I do anything to forget how empty I am on the inside.

I can feel the despair setting in.
I can feel the shadows of the valley slowly covering me.
And it is crushing me.
With every breath, it just gets harder to breathe.

And this is the worst point in depression. This is the point that I can no longer mask it. I can no longer pretend that it isn't there or that I am doing alright. It is at the point that it has drained all energy that I have in me and I have nothing left.

So I isolate myself. Not hard to do out here. It isn't hard to be alone when you don't have many friends in your life. And when I am with the few friends I have, I keep the topics light and superficial. Even when I talk to people from home I can't help but wear a mask.

Because I am not strong right now and I can't bear for anyone to see that side of me. I cannot bear the thought of people judging me for my bitterness towards God. I cannot bear the well meaning "God is still there and still cares," b.s. that everyone always tries to tell you. Cause it isn't what I need to hear.

I don't need to hear that God loves me. I don't need to hear that this is His plan.
Me being in pain during something He created as holy and beautiful doesn't sound like a very good plan to me. And I am struggling with hating Him for it.

I never thought I would be someone to say that. Say that I hate God.

Tonight as I was shuffling music on my phone, a worship song came on and I went and got my Bible and opened it randomly to a spot. I didn't know what to read and I didn't think I would find anything useful anyways. It was just kind of a last ditch effort to go to bed without crying for once this week.

Psalms 105:4-5
"Search for the Lord and for His strength; continually seek Him. Remember the wonders that He has performed, his miracles, and the rulings He has given."

Then the Psalms goes on to talk about the commitment that God made to Abraham. How God made a covenant to Abraham for generations...

And I thought about Sarah. How must she have felt, knowing that God made a promise of descendants as many as the stars in the sky, and not being able to conceive. The despair and the feeling that she must not be in God's plan.

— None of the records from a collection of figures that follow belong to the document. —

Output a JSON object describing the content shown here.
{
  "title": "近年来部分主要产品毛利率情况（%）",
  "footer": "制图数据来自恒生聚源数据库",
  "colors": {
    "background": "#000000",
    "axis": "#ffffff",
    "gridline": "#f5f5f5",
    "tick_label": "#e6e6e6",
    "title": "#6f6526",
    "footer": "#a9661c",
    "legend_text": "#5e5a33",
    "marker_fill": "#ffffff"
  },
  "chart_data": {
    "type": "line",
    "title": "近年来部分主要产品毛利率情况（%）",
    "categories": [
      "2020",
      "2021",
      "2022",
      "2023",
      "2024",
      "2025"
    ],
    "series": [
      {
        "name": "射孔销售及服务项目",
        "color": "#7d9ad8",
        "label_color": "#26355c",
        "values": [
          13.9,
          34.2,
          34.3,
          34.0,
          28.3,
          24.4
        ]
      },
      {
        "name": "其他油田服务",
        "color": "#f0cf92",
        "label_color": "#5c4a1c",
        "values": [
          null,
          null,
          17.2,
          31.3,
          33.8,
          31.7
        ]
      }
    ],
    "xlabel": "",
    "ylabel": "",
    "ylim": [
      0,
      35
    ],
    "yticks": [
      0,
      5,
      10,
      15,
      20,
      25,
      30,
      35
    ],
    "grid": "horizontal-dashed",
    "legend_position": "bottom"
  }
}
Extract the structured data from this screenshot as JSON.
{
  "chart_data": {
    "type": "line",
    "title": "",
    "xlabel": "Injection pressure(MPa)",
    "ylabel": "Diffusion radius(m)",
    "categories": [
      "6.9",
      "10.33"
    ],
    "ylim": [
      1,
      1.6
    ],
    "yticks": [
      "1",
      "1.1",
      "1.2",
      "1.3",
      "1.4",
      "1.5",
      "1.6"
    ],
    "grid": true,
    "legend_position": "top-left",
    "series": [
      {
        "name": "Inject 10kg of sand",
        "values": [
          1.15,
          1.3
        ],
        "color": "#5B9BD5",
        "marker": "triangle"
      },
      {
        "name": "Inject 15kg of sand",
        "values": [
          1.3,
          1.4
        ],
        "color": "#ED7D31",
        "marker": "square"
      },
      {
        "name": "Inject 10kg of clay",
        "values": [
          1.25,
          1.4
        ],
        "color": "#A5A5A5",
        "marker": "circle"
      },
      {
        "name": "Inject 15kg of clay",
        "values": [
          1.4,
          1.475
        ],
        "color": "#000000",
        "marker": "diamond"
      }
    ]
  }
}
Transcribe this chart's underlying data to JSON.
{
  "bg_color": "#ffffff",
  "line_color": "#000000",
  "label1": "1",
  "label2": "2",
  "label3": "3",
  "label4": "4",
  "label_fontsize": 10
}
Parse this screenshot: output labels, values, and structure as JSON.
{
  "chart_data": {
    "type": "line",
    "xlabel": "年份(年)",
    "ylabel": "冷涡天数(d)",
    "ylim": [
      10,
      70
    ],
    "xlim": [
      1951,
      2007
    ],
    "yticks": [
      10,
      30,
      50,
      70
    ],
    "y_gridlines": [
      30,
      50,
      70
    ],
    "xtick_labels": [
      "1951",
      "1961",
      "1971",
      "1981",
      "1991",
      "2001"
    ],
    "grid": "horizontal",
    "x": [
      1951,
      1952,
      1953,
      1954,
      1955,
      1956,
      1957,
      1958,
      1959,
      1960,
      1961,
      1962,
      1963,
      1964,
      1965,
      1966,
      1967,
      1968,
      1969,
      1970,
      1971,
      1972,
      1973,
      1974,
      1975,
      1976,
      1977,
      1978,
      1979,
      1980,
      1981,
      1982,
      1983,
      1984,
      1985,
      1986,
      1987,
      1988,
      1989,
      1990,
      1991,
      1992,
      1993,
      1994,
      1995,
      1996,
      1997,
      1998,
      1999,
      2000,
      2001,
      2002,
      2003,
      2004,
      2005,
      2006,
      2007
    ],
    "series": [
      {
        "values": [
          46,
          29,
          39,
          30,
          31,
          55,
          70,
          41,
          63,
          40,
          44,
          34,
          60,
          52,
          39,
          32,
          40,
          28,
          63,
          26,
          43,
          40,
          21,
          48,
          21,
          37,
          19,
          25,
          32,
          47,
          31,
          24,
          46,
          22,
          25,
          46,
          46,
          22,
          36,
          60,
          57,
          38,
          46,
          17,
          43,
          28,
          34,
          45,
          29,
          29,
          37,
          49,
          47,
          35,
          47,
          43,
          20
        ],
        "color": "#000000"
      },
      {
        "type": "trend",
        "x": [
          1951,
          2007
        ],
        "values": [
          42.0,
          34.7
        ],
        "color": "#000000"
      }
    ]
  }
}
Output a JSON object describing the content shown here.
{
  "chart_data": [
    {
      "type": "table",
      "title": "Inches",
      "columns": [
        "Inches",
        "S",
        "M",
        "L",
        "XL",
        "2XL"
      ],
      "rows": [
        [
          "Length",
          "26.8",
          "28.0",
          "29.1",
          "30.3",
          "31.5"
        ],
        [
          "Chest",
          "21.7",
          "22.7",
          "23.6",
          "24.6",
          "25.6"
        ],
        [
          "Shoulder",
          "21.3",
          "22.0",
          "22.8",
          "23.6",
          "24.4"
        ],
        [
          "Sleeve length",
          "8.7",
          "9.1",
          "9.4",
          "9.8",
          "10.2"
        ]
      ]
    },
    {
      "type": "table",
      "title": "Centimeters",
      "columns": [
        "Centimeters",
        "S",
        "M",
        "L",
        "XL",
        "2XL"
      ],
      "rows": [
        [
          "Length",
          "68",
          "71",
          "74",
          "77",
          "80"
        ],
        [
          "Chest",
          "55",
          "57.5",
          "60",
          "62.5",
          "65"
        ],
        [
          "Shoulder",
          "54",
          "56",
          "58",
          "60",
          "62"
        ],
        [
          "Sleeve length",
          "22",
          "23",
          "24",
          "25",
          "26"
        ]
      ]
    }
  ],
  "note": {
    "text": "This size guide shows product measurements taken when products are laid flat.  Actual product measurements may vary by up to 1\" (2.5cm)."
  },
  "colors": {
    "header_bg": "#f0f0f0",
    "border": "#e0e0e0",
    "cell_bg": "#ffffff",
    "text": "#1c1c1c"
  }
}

She must have been the problem, the failure... Not being able to give her husband something that was important to him and what God said was their future. The depression that must have followed her every attempt to conceive a child and the disappointment every month when she receive something other than God's master plan.

It drove her to push her husband into the arms of another woman. Imagine the way she must have felt in her heart, the desolation that she must have been experiencing. To completely give up on herself and force her husband to father a child with another woman. Imagine the nights that he was in the tent with Hagar... Feel the way that her heart must have been breaking into a million pieces.

She must have completely hated God, despised Him.
He promised something to her and then withheld it.
For years, and years, and years...

The desert causes women to give up hope on themselves and fall into despair.

When Sarah lost faith, her enemy was born. 
A son that from his first breath on would torment and seek to destroy her family.

Yet even in Sarah's weakness, God still came through with His promise. He was true to His word, despite her despair and poor choices.

It took years. And lost hope. And failure. And sin. And an unwanted child.

But God still showed up in her desert. He still met her even after she had given up hope. He still gave birth to His chosen people through her. He fulfilled His covenant even though it took longer than she thought it should.

Remember the miracles that He has performed in the past. Remember the moments that He brought us out of our despair.

And know that He will do it again. He will fulfill His promises. He will come through.

He will answer us.
And in the silence until then, we must not give birth to our enemy. We must not choose another path because we are tired of waiting for Him. We must not abandon Him, even when we are in despair in the desert.

This season will pass eventually. And until the drought is overcome with the rain, I will not give up.

I may not have hope tonight, but in the morning there is a new day to try again.